Friday, July 4, 2014

The matter of perspective

     Numerous prompts over the last week . . .
     1)  Last Saturday, I stood with my back to Pike's Peak, looking at a young couple who were "plighting their troth" to use the old language.  Congrats to Casey and Megan on their marriage!  Prior to walking down the "aisle", Casey and I had a final little conversation about marriage.  I noted (and he remembered) that, within a week following their wedding, my wife and I would be celebrating our 32nd wedding anniversary.  He nodded, and said that he'd taken that "perspective" to heart as he recalled our conversations prior to the wedding.  Yes, I thought, thirty-plus years doesprovide a certain level of perspective on sustaining a relationship that newlyweds don't quite have (but I hope they will!).
     2)  Earlier this week I was camping with my son at, what I believe, is THE . . . BEST . . . CAMPGROUND . . . EVER!  (and, no, I won't tell!).  We were joined in the campground by a family from Georgia (although the wife had grown up in Colorado Springs). The kids -- new to camping in CO -- were blown away and kept saying, "We NEED to move here!" From a Georgia perspective, we, in Colorado, might take things a bit for granted -- although they're pretty awesome!
     3)  The same family quickly hiked their way to a rock formation that overlooked the campground (pictured above, with CO Spgrs grandpa on the left).  My son and I hiked up there the following day, and the view of our campsite from that vantage point was quite different from camp-fire level.  Well, it's a matter of perspective.
     4)  As mentioned above, at the point of celebrating a thirty-two year long marriage, I are reminded of how different life looks at this point than it did when we walked downour aisle those many years ago . . . in a very different setting than Casey and Megan.  Joys.  Sorrows.  Challenges.  Successes.  Moves.  Job changes.  Deaths of parents.  Advent of children.  Wow!  Do I see things with a different perspective now (that my kids don't understand!)!

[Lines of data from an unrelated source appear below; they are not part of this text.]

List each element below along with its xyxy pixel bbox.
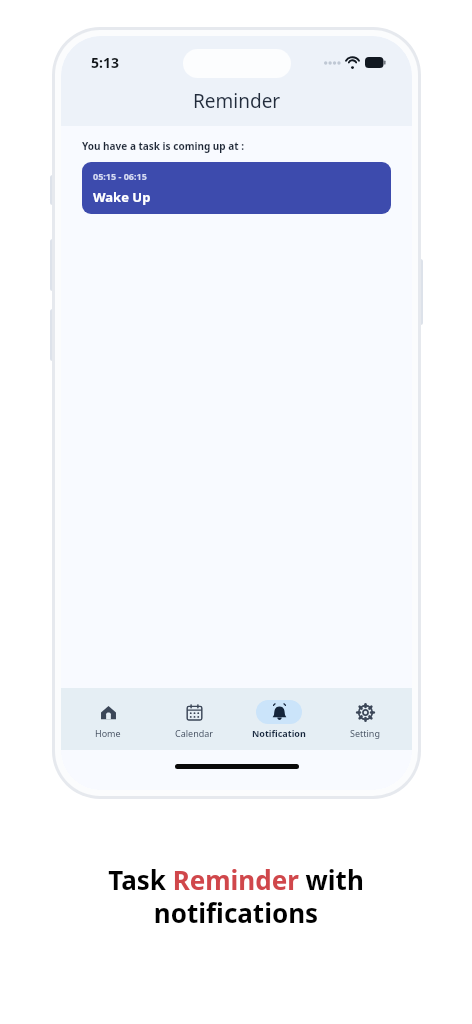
staticText: Task Reminder with notifications <box>108 862 364 931</box>
staticText: Reminder <box>193 88 281 114</box>
button[interactable]: Home <box>70 700 146 739</box>
staticText: Setting <box>350 727 380 739</box>
staticText: 5:13 <box>91 53 119 72</box>
staticText: Notification <box>252 727 306 739</box>
staticText: You have a task is coming up at : <box>82 139 244 153</box>
staticText: Wake Up <box>93 188 151 206</box>
staticText: Calendar <box>175 727 213 739</box>
staticText: Home <box>95 727 121 739</box>
button[interactable]: Notification <box>241 700 317 739</box>
button[interactable]: Setting <box>327 700 403 739</box>
button[interactable]: 05:15 - 06:15 <box>82 162 391 214</box>
staticText: 05:15 - 06:15 <box>93 170 147 182</box>
button[interactable]: Calendar <box>156 700 232 739</box>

     5)  Last evening, on the 151st anniversary of the end of the Battle of Gettysburg, I was watching the mini-series about that important event.  At many points during the movie, the generals tried to find their way to the highest point possible (a school tower, or a promontory, or even a fence rail), in order to gain a better perspective on how the various engagements were faring.  They needed to see things that the foot-soldiers were not. 

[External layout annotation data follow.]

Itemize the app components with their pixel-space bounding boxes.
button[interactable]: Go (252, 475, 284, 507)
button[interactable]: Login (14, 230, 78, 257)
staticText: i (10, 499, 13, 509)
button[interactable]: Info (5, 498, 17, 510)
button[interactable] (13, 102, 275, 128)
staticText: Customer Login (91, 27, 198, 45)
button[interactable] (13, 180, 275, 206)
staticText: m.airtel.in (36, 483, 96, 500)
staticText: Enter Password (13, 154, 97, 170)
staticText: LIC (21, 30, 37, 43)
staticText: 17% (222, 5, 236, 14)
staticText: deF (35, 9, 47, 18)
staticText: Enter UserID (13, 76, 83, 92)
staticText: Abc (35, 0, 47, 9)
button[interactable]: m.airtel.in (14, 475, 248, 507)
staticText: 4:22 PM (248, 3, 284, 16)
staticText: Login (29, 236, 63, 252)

     6)  Today, I am writing on the 238th anniversary of the founding of the United States of America.  And I read regularly about the conflicts in other countries around the world who are struggling to build their own futures.  I'm often struck by how commentators (or "opinionators") forget that we have a perspective born of that history that those still engaged in natal struggle do NOT have.  The talking heads seem so quick to condemn others for not being as "enlightened" as we.  We often forget our backs-and-forths, our struggles, our controversies, that have led us to where we find ourselves.  We would do well to remember.
      Finally, I'm reminded of the end of the biblical book of Job, after Job and his friends argue over WHY Job-the-righteous has had to suffer all the calamities he's experienced.  God speaks:  "Who is this that darkens counsel by words without knowledge . . . Where were you when I laid the foundation of the earth?  . . . Who determined its measurements--surely you know! . . . Have you commanded the morning since your days began? . . . Can you bind the chains of the Pleiades or loose the cords of Orion?" (and there's more!  Job 39-41).  God forcefully reminds Job that his perspective isn't quite complete.
      The reminder that was this week is that perspective is crucial.  That doesn't mean that we should not use our experience -- our perspective -- as a launching pad for arguing our point in a marital conflict, OR seeking justice on a global scale.  It only suggests that a bit of humility might be a substantial aid in our efforts, a recollection that our perspective is not the only one.